Where does that leave camera makers? One benchmark is record time. In the days of tape, shooters came to expect three or four hours of record time; that’s probably one day’s work. Wind forward a few years, and writing camera files to memory cards gives a record time somewhere between 30 minutes and two hours; it all depends on how much compression you use. Some cameras have multiple card slots to give longer record times.

That’s going to mean a handful of cards to manage and offload to backed-up disk storage each day. I can hear the film guys thinking, “A luxury — we had 10-minute reels. We had to stop, change reels and check the gate before you were off again.”

After a period of limited record times, solid-state memory cards, with 128GB and larger capacities, have eased those restrictions.

Codecs

Camera vendors will design whatever gets the best pictures to sell their cameras. But that has led to all manner of coding schemes and compression formats — and there is the matter of containers or wrappers. The rise of the single sensor has added an additional choice: raw or coded.

Camera designers have to adopt a codec format that meets a number of, sometimes conflicting, requirements. First, it must meet the quality expectations for the camera, for its price and format. Second, it must not be power hungry. Third, the data rate must be as low as possible to ease demands on the camera storage cards. And fourth, sometimes a little overlooked, it must be compatible with popular NLEs.

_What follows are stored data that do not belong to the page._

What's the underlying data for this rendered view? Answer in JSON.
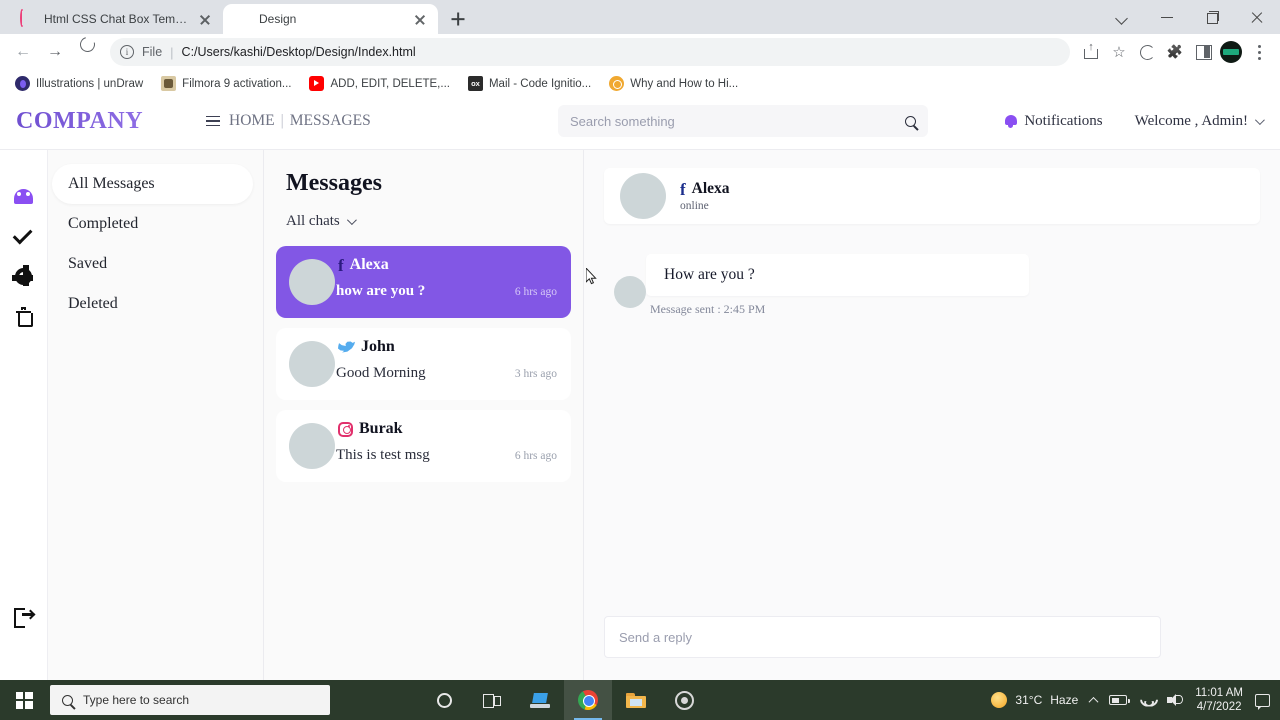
{
  "browser": {
    "tabs": [
      {
        "title": "Html CSS Chat Box Template Wit",
        "favicon": "c-circle-icon",
        "active": false
      },
      {
        "title": "Design",
        "favicon": "globe-icon",
        "active": true
      }
    ],
    "omnibox": {
      "scheme_label": "File",
      "url": "C:/Users/kashi/Desktop/Design/Index.html"
    },
    "bookmarks": [
      {
        "label": "Illustrations | unDraw"
      },
      {
        "label": "Filmora 9 activation..."
      },
      {
        "label": "ADD, EDIT, DELETE,..."
      },
      {
        "label": "Mail - Code Ignitio..."
      },
      {
        "label": "Why and How to Hi..."
      }
    ]
  },
  "app": {
    "logo": "COMPANY",
    "nav": {
      "home": "HOME",
      "separator": "|",
      "messages": "MESSAGES"
    },
    "search": {
      "placeholder": "Search something",
      "value": ""
    },
    "notifications_label": "Notifications",
    "welcome_label": "Welcome , Admin!",
    "accent_purple": "#8257e5",
    "logo_purple": "#7b5bd6"
  },
  "rail": {
    "items": [
      {
        "icon": "dashboard-gauge-icon"
      },
      {
        "icon": "check-icon"
      },
      {
        "icon": "gear-icon"
      },
      {
        "icon": "trash-icon"
      }
    ],
    "logout": {
      "icon": "logout-icon"
    }
  },
  "menu": {
    "items": [
      {
        "label": "All Messages",
        "active": true
      },
      {
        "label": "Completed",
        "active": false
      },
      {
        "label": "Saved",
        "active": false
      },
      {
        "label": "Deleted",
        "active": false
      }
    ]
  },
  "messages_panel": {
    "title": "Messages",
    "filter_label": "All chats",
    "chats": [
      {
        "name": "Alexa",
        "network": "facebook",
        "preview": "how are you ?",
        "time": "6 hrs ago",
        "active": true
      },
      {
        "name": "John",
        "network": "twitter",
        "preview": "Good Morning",
        "time": "3 hrs ago",
        "active": false
      },
      {
        "name": "Burak",
        "network": "instagram",
        "preview": "This is test msg",
        "time": "6 hrs ago",
        "active": false
      }
    ]
  },
  "conversation": {
    "header": {
      "name": "Alexa",
      "network": "facebook",
      "status": "online"
    },
    "messages": [
      {
        "text": "How are you ?",
        "meta": "Message sent : 2:45 PM"
      }
    ],
    "reply": {
      "placeholder": "Send a reply",
      "value": "",
      "send_icon": "paper-plane-icon"
    }
  },
  "taskbar": {
    "search_placeholder": "Type here to search",
    "weather": {
      "temp": "31°C",
      "condition": "Haze"
    },
    "clock": {
      "time": "11:01 AM",
      "date": "4/7/2022"
    }
  }
}
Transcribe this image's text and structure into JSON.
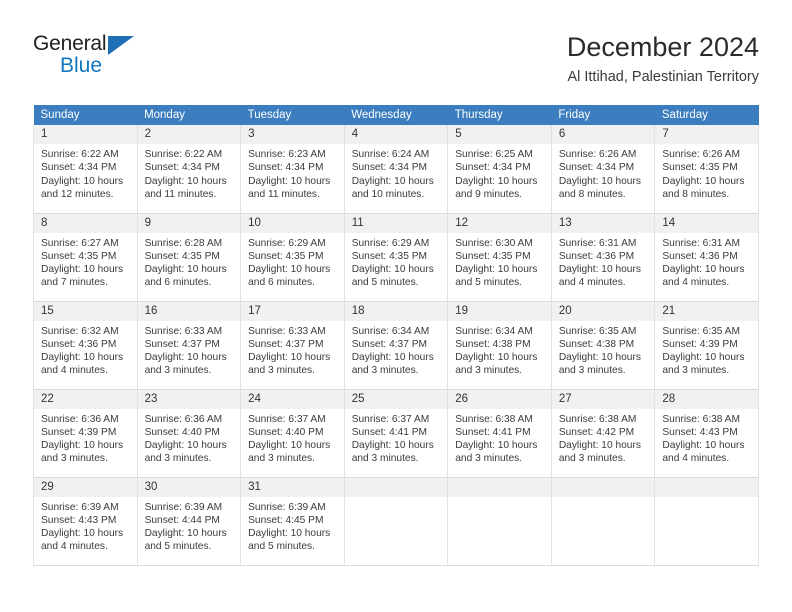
{
  "logo": {
    "word1": "General",
    "word2": "Blue",
    "triangle": "triangle-icon"
  },
  "header": {
    "title": "December 2024",
    "subtitle": "Al Ittihad, Palestinian Territory"
  },
  "colors": {
    "header_blue": "#3b7dbf",
    "logo_blue": "#1277c0",
    "daynum_bg": "#f1f1f1",
    "grid_line": "#e2e2e2"
  },
  "calendar": {
    "weekdays": [
      "Sunday",
      "Monday",
      "Tuesday",
      "Wednesday",
      "Thursday",
      "Friday",
      "Saturday"
    ],
    "labels": {
      "sunrise": "Sunrise:",
      "sunset": "Sunset:",
      "daylight": "Daylight:"
    },
    "weeks": [
      [
        {
          "day": "1",
          "sunrise": "Sunrise: 6:22 AM",
          "sunset": "Sunset: 4:34 PM",
          "daylight": "Daylight: 10 hours and 12 minutes."
        },
        {
          "day": "2",
          "sunrise": "Sunrise: 6:22 AM",
          "sunset": "Sunset: 4:34 PM",
          "daylight": "Daylight: 10 hours and 11 minutes."
        },
        {
          "day": "3",
          "sunrise": "Sunrise: 6:23 AM",
          "sunset": "Sunset: 4:34 PM",
          "daylight": "Daylight: 10 hours and 11 minutes."
        },
        {
          "day": "4",
          "sunrise": "Sunrise: 6:24 AM",
          "sunset": "Sunset: 4:34 PM",
          "daylight": "Daylight: 10 hours and 10 minutes."
        },
        {
          "day": "5",
          "sunrise": "Sunrise: 6:25 AM",
          "sunset": "Sunset: 4:34 PM",
          "daylight": "Daylight: 10 hours and 9 minutes."
        },
        {
          "day": "6",
          "sunrise": "Sunrise: 6:26 AM",
          "sunset": "Sunset: 4:34 PM",
          "daylight": "Daylight: 10 hours and 8 minutes."
        },
        {
          "day": "7",
          "sunrise": "Sunrise: 6:26 AM",
          "sunset": "Sunset: 4:35 PM",
          "daylight": "Daylight: 10 hours and 8 minutes."
        }
      ],
      [
        {
          "day": "8",
          "sunrise": "Sunrise: 6:27 AM",
          "sunset": "Sunset: 4:35 PM",
          "daylight": "Daylight: 10 hours and 7 minutes."
        },
        {
          "day": "9",
          "sunrise": "Sunrise: 6:28 AM",
          "sunset": "Sunset: 4:35 PM",
          "daylight": "Daylight: 10 hours and 6 minutes."
        },
        {
          "day": "10",
          "sunrise": "Sunrise: 6:29 AM",
          "sunset": "Sunset: 4:35 PM",
          "daylight": "Daylight: 10 hours and 6 minutes."
        },
        {
          "day": "11",
          "sunrise": "Sunrise: 6:29 AM",
          "sunset": "Sunset: 4:35 PM",
          "daylight": "Daylight: 10 hours and 5 minutes."
        },
        {
          "day": "12",
          "sunrise": "Sunrise: 6:30 AM",
          "sunset": "Sunset: 4:35 PM",
          "daylight": "Daylight: 10 hours and 5 minutes."
        },
        {
          "day": "13",
          "sunrise": "Sunrise: 6:31 AM",
          "sunset": "Sunset: 4:36 PM",
          "daylight": "Daylight: 10 hours and 4 minutes."
        },
        {
          "day": "14",
          "sunrise": "Sunrise: 6:31 AM",
          "sunset": "Sunset: 4:36 PM",
          "daylight": "Daylight: 10 hours and 4 minutes."
        }
      ],
      [
        {
          "day": "15",
          "sunrise": "Sunrise: 6:32 AM",
          "sunset": "Sunset: 4:36 PM",
          "daylight": "Daylight: 10 hours and 4 minutes."
        },
        {
          "day": "16",
          "sunrise": "Sunrise: 6:33 AM",
          "sunset": "Sunset: 4:37 PM",
          "daylight": "Daylight: 10 hours and 3 minutes."
        },
        {
          "day": "17",
          "sunrise": "Sunrise: 6:33 AM",
          "sunset": "Sunset: 4:37 PM",
          "daylight": "Daylight: 10 hours and 3 minutes."
        },
        {
          "day": "18",
          "sunrise": "Sunrise: 6:34 AM",
          "sunset": "Sunset: 4:37 PM",
          "daylight": "Daylight: 10 hours and 3 minutes."
        },
        {
          "day": "19",
          "sunrise": "Sunrise: 6:34 AM",
          "sunset": "Sunset: 4:38 PM",
          "daylight": "Daylight: 10 hours and 3 minutes."
        },
        {
          "day": "20",
          "sunrise": "Sunrise: 6:35 AM",
          "sunset": "Sunset: 4:38 PM",
          "daylight": "Daylight: 10 hours and 3 minutes."
        },
        {
          "day": "21",
          "sunrise": "Sunrise: 6:35 AM",
          "sunset": "Sunset: 4:39 PM",
          "daylight": "Daylight: 10 hours and 3 minutes."
        }
      ],
      [
        {
          "day": "22",
          "sunrise": "Sunrise: 6:36 AM",
          "sunset": "Sunset: 4:39 PM",
          "daylight": "Daylight: 10 hours and 3 minutes."
        },
        {
          "day": "23",
          "sunrise": "Sunrise: 6:36 AM",
          "sunset": "Sunset: 4:40 PM",
          "daylight": "Daylight: 10 hours and 3 minutes."
        },
        {
          "day": "24",
          "sunrise": "Sunrise: 6:37 AM",
          "sunset": "Sunset: 4:40 PM",
          "daylight": "Daylight: 10 hours and 3 minutes."
        },
        {
          "day": "25",
          "sunrise": "Sunrise: 6:37 AM",
          "sunset": "Sunset: 4:41 PM",
          "daylight": "Daylight: 10 hours and 3 minutes."
        },
        {
          "day": "26",
          "sunrise": "Sunrise: 6:38 AM",
          "sunset": "Sunset: 4:41 PM",
          "daylight": "Daylight: 10 hours and 3 minutes."
        },
        {
          "day": "27",
          "sunrise": "Sunrise: 6:38 AM",
          "sunset": "Sunset: 4:42 PM",
          "daylight": "Daylight: 10 hours and 3 minutes."
        },
        {
          "day": "28",
          "sunrise": "Sunrise: 6:38 AM",
          "sunset": "Sunset: 4:43 PM",
          "daylight": "Daylight: 10 hours and 4 minutes."
        }
      ],
      [
        {
          "day": "29",
          "sunrise": "Sunrise: 6:39 AM",
          "sunset": "Sunset: 4:43 PM",
          "daylight": "Daylight: 10 hours and 4 minutes."
        },
        {
          "day": "30",
          "sunrise": "Sunrise: 6:39 AM",
          "sunset": "Sunset: 4:44 PM",
          "daylight": "Daylight: 10 hours and 5 minutes."
        },
        {
          "day": "31",
          "sunrise": "Sunrise: 6:39 AM",
          "sunset": "Sunset: 4:45 PM",
          "daylight": "Daylight: 10 hours and 5 minutes."
        },
        {
          "day": "",
          "sunrise": "",
          "sunset": "",
          "daylight": ""
        },
        {
          "day": "",
          "sunrise": "",
          "sunset": "",
          "daylight": ""
        },
        {
          "day": "",
          "sunrise": "",
          "sunset": "",
          "daylight": ""
        },
        {
          "day": "",
          "sunrise": "",
          "sunset": "",
          "daylight": ""
        }
      ]
    ]
  }
}
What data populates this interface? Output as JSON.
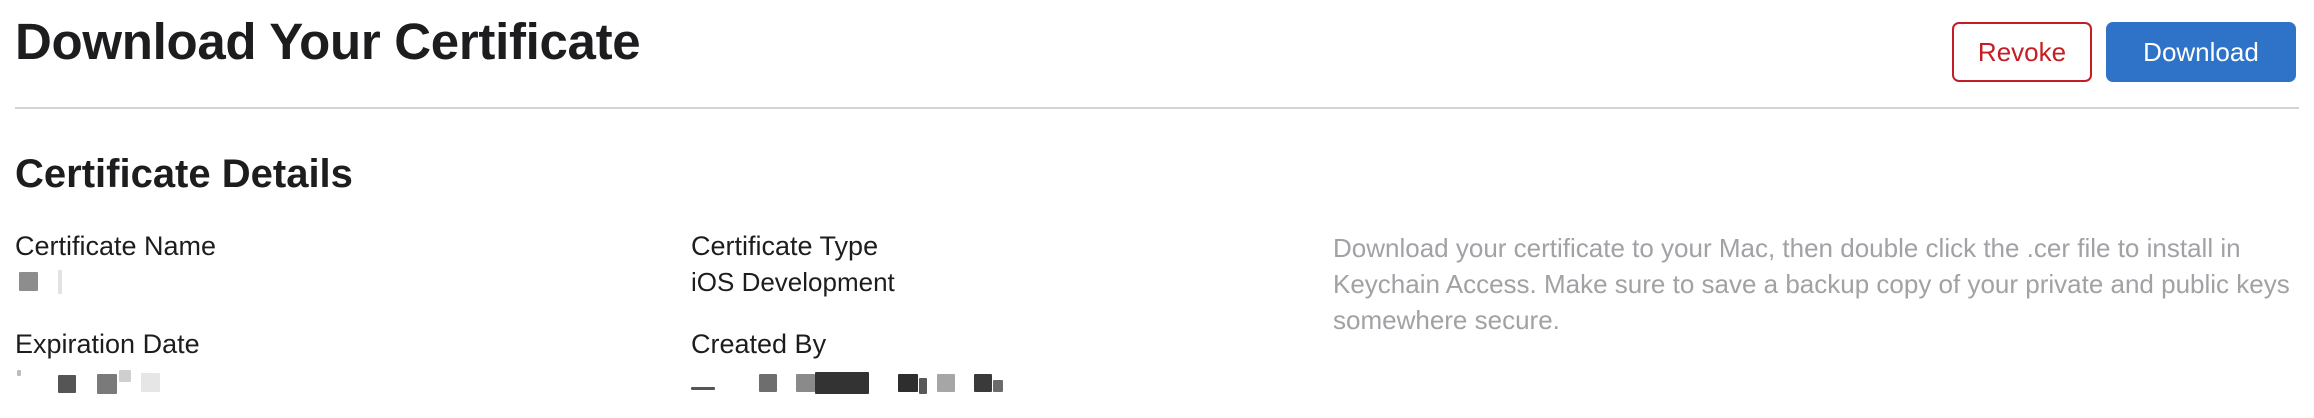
{
  "header": {
    "title": "Download Your Certificate",
    "revoke_label": "Revoke",
    "download_label": "Download"
  },
  "details": {
    "title": "Certificate Details",
    "certificate_name": {
      "label": "Certificate Name",
      "value": ""
    },
    "certificate_type": {
      "label": "Certificate Type",
      "value": "iOS Development"
    },
    "expiration_date": {
      "label": "Expiration Date",
      "value": ""
    },
    "created_by": {
      "label": "Created By",
      "value": ""
    },
    "help_text": "Download your certificate to your Mac, then double click the .cer file to install in Keychain Access. Make sure to save a backup copy of your private and public keys somewhere secure."
  },
  "colors": {
    "revoke": "#c41e24",
    "download_button": "#2f73c9",
    "help_text": "#a1a1a6",
    "divider": "#d2d2d7"
  }
}
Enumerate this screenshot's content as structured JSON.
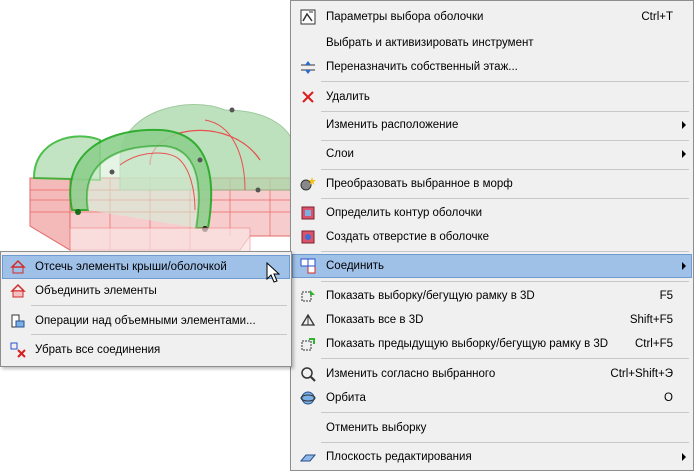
{
  "menu": {
    "items": [
      {
        "label": "Параметры выбора оболочки",
        "shortcut": "Ctrl+T",
        "icon": "shell-settings-icon"
      },
      {
        "label": "Выбрать и активизировать инструмент",
        "shortcut": "",
        "icon": ""
      },
      {
        "label": "Переназначить собственный этаж...",
        "shortcut": "",
        "icon": "story-reassign-icon"
      },
      {
        "label": "Удалить",
        "shortcut": "",
        "icon": "delete-icon"
      },
      {
        "label": "Изменить расположение",
        "shortcut": "",
        "icon": "",
        "submenu": true
      },
      {
        "label": "Слои",
        "shortcut": "",
        "icon": "",
        "submenu": true
      },
      {
        "label": "Преобразовать выбранное в морф",
        "shortcut": "",
        "icon": "convert-morph-icon"
      },
      {
        "label": "Определить контур оболочки",
        "shortcut": "",
        "icon": "shell-contour-icon"
      },
      {
        "label": "Создать отверстие в оболочке",
        "shortcut": "",
        "icon": "shell-hole-icon"
      },
      {
        "label": "Соединить",
        "shortcut": "",
        "icon": "connect-icon",
        "submenu": true
      },
      {
        "label": "Показать выборку/бегущую рамку в 3D",
        "shortcut": "F5",
        "icon": "show-selection-3d-icon"
      },
      {
        "label": "Показать все в 3D",
        "shortcut": "Shift+F5",
        "icon": "show-all-3d-icon"
      },
      {
        "label": "Показать предыдущую выборку/бегущую рамку в 3D",
        "shortcut": "Ctrl+F5",
        "icon": "show-previous-3d-icon"
      },
      {
        "label": "Изменить согласно выбранного",
        "shortcut": "Ctrl+Shift+Э",
        "icon": "match-selection-icon"
      },
      {
        "label": "Орбита",
        "shortcut": "O",
        "icon": "orbit-icon"
      },
      {
        "label": "Отменить выборку",
        "shortcut": "",
        "icon": ""
      },
      {
        "label": "Плоскость редактирования",
        "shortcut": "",
        "icon": "edit-plane-icon",
        "submenu": true
      }
    ]
  },
  "submenu": {
    "items": [
      {
        "label": "Отсечь элементы крыши/оболочкой",
        "icon": "trim-roof-icon"
      },
      {
        "label": "Объединить элементы",
        "icon": "merge-elements-icon"
      },
      {
        "label": "Операции над объемными элементами...",
        "icon": "solid-operations-icon"
      },
      {
        "label": "Убрать все соединения",
        "icon": "remove-connections-icon"
      }
    ]
  },
  "colors": {
    "highlight": "#9fc1e8",
    "menu_bg": "#f0f0f0",
    "shell_green": "#2db52d",
    "cut_red": "#e33b3b"
  }
}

The low data rate demands indicate an efficient codec design, but the more recent the compression format, the more processing power is needed, immediately conflicting with the low power requirement. Hence, the popularity of MPEG-2 long after AVC was released. This is where the big engineering compromise comes in. If the camera has an adequate internal compression format, then uncompressed or raw data can be made available via SDI or HDMI for users who want more of the sensor information. External recorders have become common, especially with single-large-sensor cameras. Many allow encoding into an edit format such as DNxHD or ProRes, speeding the ingest process in post.

Workflows

For the broadcaster, all this choice gives flexibility at the production stage but does not lead to standardization in the workflow. The edit bay must deal with this plethora of formats, a far step from the days of two primary tape formats, the Betacam family and the DV family. Even a format like AVC I-frame encoding comes in two flavors: Panasonic’s AVC-Intra (and Ultra) and Sony’s XAVC. The former is high 422 profile, level 4.1, and the latter is level 5.2. So much for interoperability.

The drive to support 4K is one reason Sony has adopted 5.2, as lower levels only support up to 2K resolution, and Panasonic has introduced AVC-Ultra to support higher data rates.

Editing AVC requires a recent NLE workstation, as it needs considerable processing resources. Many editors prefer to work with DNxHD or ProRes, transcoding everything at ingest, and this can ease the demands on the power of the workstation.

Will there ever be a single codec for cameras? I think not. The requirements of each programming genre are so different. Compare newsgathering with a high-end VFX shoot. One needs small files for backhaul; the other needs as much of the original sensor information as possible. And what of HEVC? So far it’s going to see application as a distribution codec. The processing resources for encoding do not make it practical for current camera electronics, but if we get to 4K 3-D newsgathering, who knows?

David Austerberry is the editor of Broadcast Engineering World.